Enzo Durand : Bonjour Marie-France Aubert, après la distribution et le métier de programmatrice pour deux festivals que tu as cocréé (le Seytou Africa en 2017 et le Enlève tes chaussons rouges en 2019) tu t’intéresses à ce nouveau défi : diriger artistiquement le festival d’Amiens. Comment as-tu appréhendé cette nouvelle expérience ?

Marie-France Aubert : J’ai eu bien évidemment très peur car c’est vertigineux comme situation, et pourtant très excitant à la fois. La petite histoire pour ce poste c’est que j’avais envoyé une candidature spontanée après mes stages chez Carlotta. Après Carlotta je suis allée travailler à la filmothèque du quartier latin, c’était mon premier vrai poste, j’étais programmatrice dans la boite de distribution de la filmothèque. Donc je voulais partir de ce poste, et vu qu’à côté j’avais cocréé ces deux festivals avec plein de copains, j’avais envie de de travailler dans un festival d’ampleur, en étant totalement impliquée. Donc j’admirais beaucoup le FIFAM, grâce à leurs histoires des cinémas d’Afrique, et j’ai envoyé une candidature spontanée. Ils ne cherchaient personne, et je savais que c’est difficile d’accéder à la programmation donc j’avais proposé de faire n’importe quoi peu importe le poste. Ils m’ont donc répondu qu’ils n’avaient aucun poste de disponible, et quelques temps plus tard je reçois un mail « On se souvient de votre candidature, on a suivi tout ce que vous fait depuis que vous nous avez écrit et on cherche une nouvelle directrice ». J’ai complétement halluciné, je me suis dit qu’ils n’ont pas vu ma date de naissance mais apparemment ils avaient envie de laisser une chance à la jeunesse, à des profils plus jeunes. Et c’est beau de voir qu’avec du bénévolat et de la passion on peut réussir, et j’espère que ça va également inspirer des plus jeunes.

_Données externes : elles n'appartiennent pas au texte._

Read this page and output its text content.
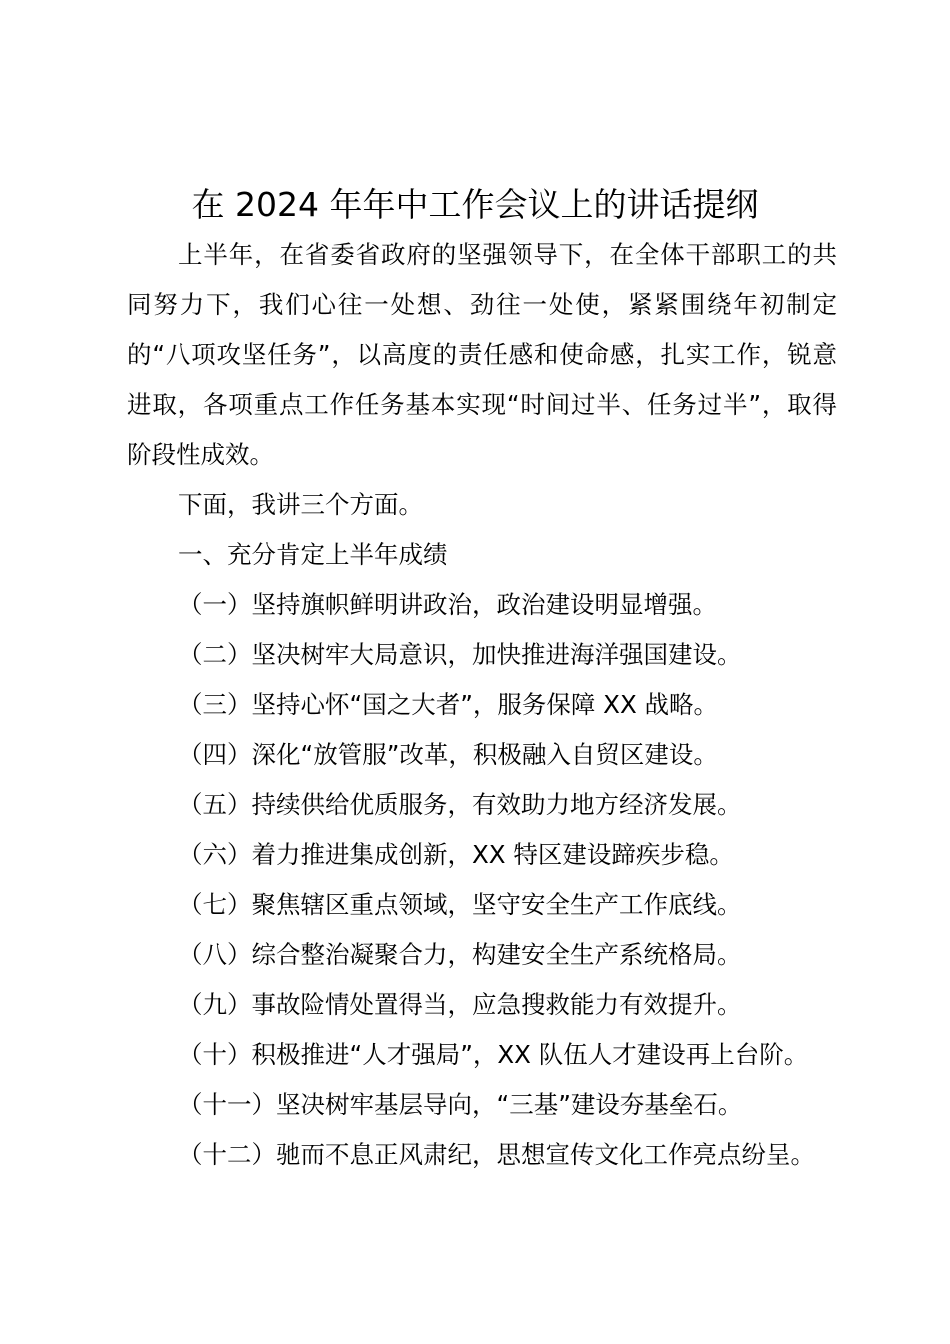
在 2024 年年中工作会议上的讲话提纲

上半年，在省委省政府的坚强领导下，在全体干部职工的共同努力下，我们心往一处想、劲往一处使，紧紧围绕年初制定的“八项攻坚任务”，以高度的责任感和使命感，扎实工作，锐意进取，各项重点工作任务基本实现“时间过半、任务过半”，取得阶段性成效。

下面，我讲三个方面。

一、充分肯定上半年成绩

（一）坚持旗帜鲜明讲政治，政治建设明显增强。

（二）坚决树牢大局意识，加快推进海洋强国建设。

（三）坚持心怀“国之大者”，服务保障 XX 战略。

（四）深化“放管服”改革，积极融入自贸区建设。

（五）持续供给优质服务，有效助力地方经济发展。

（六）着力推进集成创新，XX 特区建设蹄疾步稳。

（七）聚焦辖区重点领域，坚守安全生产工作底线。

（八）综合整治凝聚合力，构建安全生产系统格局。

（九）事故险情处置得当，应急搜救能力有效提升。

（十）积极推进“人才强局”，XX 队伍人才建设再上台阶。

（十一）坚决树牢基层导向，“三基”建设夯基垒石。

（十二）驰而不息正风肃纪，思想宣传文化工作亮点纷呈。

Donc il y a eu un entretien d’embauche, où il fallait avoir un projet pour une édition du FIFAM. Donc j’ai beaucoup bossé pour l’entretien, avec déjà l’idée de croiser les disciplines, de faire les partenariats avec un maximum de structures et d’associations culturelles, de faire des journées professionnelles et qu’il y ait des événements en dehors des salles, dans les couloirs. Dès le départ j’avais cette envie-là, que le festival soit une fête collective.

Enzo Durand : On s’est intéressé dans un précédent article aux thèmes de cette édition. Comment est-ce que le comité les a choisis ?

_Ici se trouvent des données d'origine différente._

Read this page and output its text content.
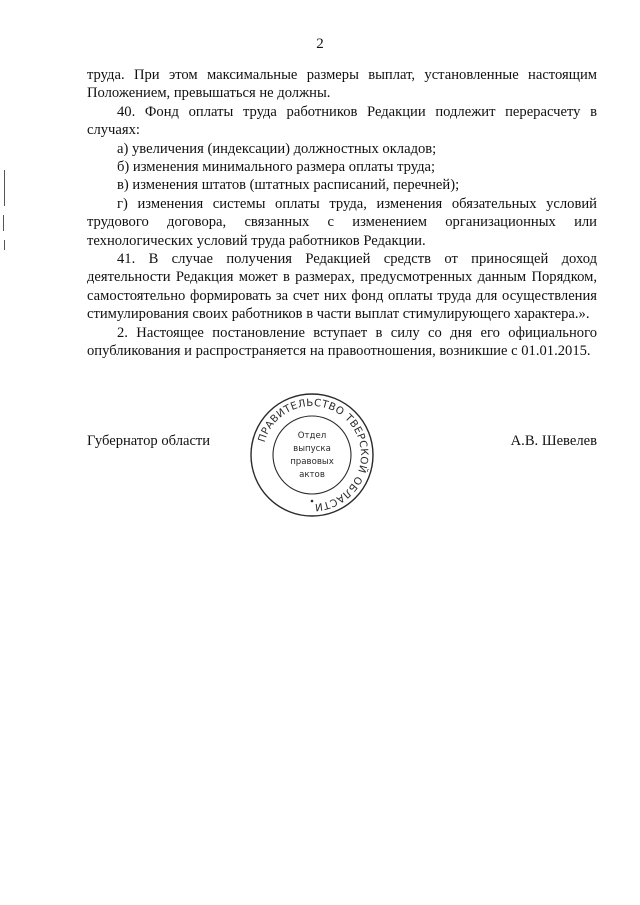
2

труда. При этом максимальные размеры выплат, установленные настоящим Положением, превышаться не должны.

40. Фонд оплаты труда работников Редакции подлежит перерасчету в случаях:

а) увеличения (индексации) должностных окладов;

б) изменения минимального размера оплаты труда;

в) изменения штатов (штатных расписаний, перечней);

г) изменения системы оплаты труда, изменения обязательных условий трудового договора, связанных с изменением организационных или технологических условий труда работников Редакции.

41. В случае получения Редакцией средств от приносящей доход деятельности Редакция может в размерах, предусмотренных данным Порядком, самостоятельно формировать за счет них фонд оплаты труда для осуществления стимулирования своих работников в части выплат стимулирующего характера.».

2. Настоящее постановление вступает в силу со дня его официального опубликования и распространяется на правоотношения, возникшие с 01.01.2015.

Губернатор области	А.В. Шевелев
ПРАВИТЕЛЬСТВО ТВЕРСКОЙ ОБЛАСТИ
Отдел
выпуска
правовых
актов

Marie-France Aubert : Alors c’est marrant car c’est vraiment un travail d’équipe. J’ai regardé plusieurs films, et moi je suis une fan des paillettes en général (ndlr : un des thèmes de cette 42ème édition), et donc j’avais revu le début d’un film de Duras : India Song. Et donc ça commence par une robe à paillettes, caressée par la caméra, on sent l’obsession de Duras sur les paillettes. C’est la que je me suis dis que c’était une idée intéressante. On devait d’ailleurs programmer ce film mais on a dû annuler pour des raisons budgétaires. Donc je me suis mise à dresser une liste de plein d’autres films en lien avec cet objet narratif, la robe à paillettes, et je l’ai mis dans notre drive. L’équipe était ravie de l’idée pour plein de raisons : ça nous donnait du baume au cœur, ça investissait tous les spectateurs dans le festival en s’emparant de ce thème. Et justement je suis contente de voir chaque jour des spectateurs et spectatrices jouer le jeu, j’avais vraiment envie de ça. Ce qui est intéressant en plus avec la robe à paillettes c’est que ça traverse pleins de styles de cinéma différents donc d’avoir une programmation diversifiée et inclusive. En plus il y a ce côté un peu politique où on peut réfléchir sur le rôle de la robe à paillettes, de montrer que dans certains films elle joue un rôle très misogyne, donc comment s’emparer de ces robes pour donner d’autres représentations et mettre en lumière des films plus queer.

Enzo Durand : On a beaucoup salué cette ambition de vouloir réunir un maximum de publics différents en cassant tous les genres et toutes les frontières. Est-ce que pour toi cet objectif est réussi ?

Marie-France Aubert : Ce que je vois c’est que les salles sont remplies et ça me rend tellement heureuse. On a la preuve qu’on peut faire confiance aux spectateurs et spectatrices pour découvrir des objets un peu bizarres, comme Freak Orlando, ou la séance était pleine. Et même si des gens sont partis, il y avait tout de même une curiosité. En plus de ça il y avait des jeunes, des plus âgés, tout le monde est venu il y a différentes générations réunies.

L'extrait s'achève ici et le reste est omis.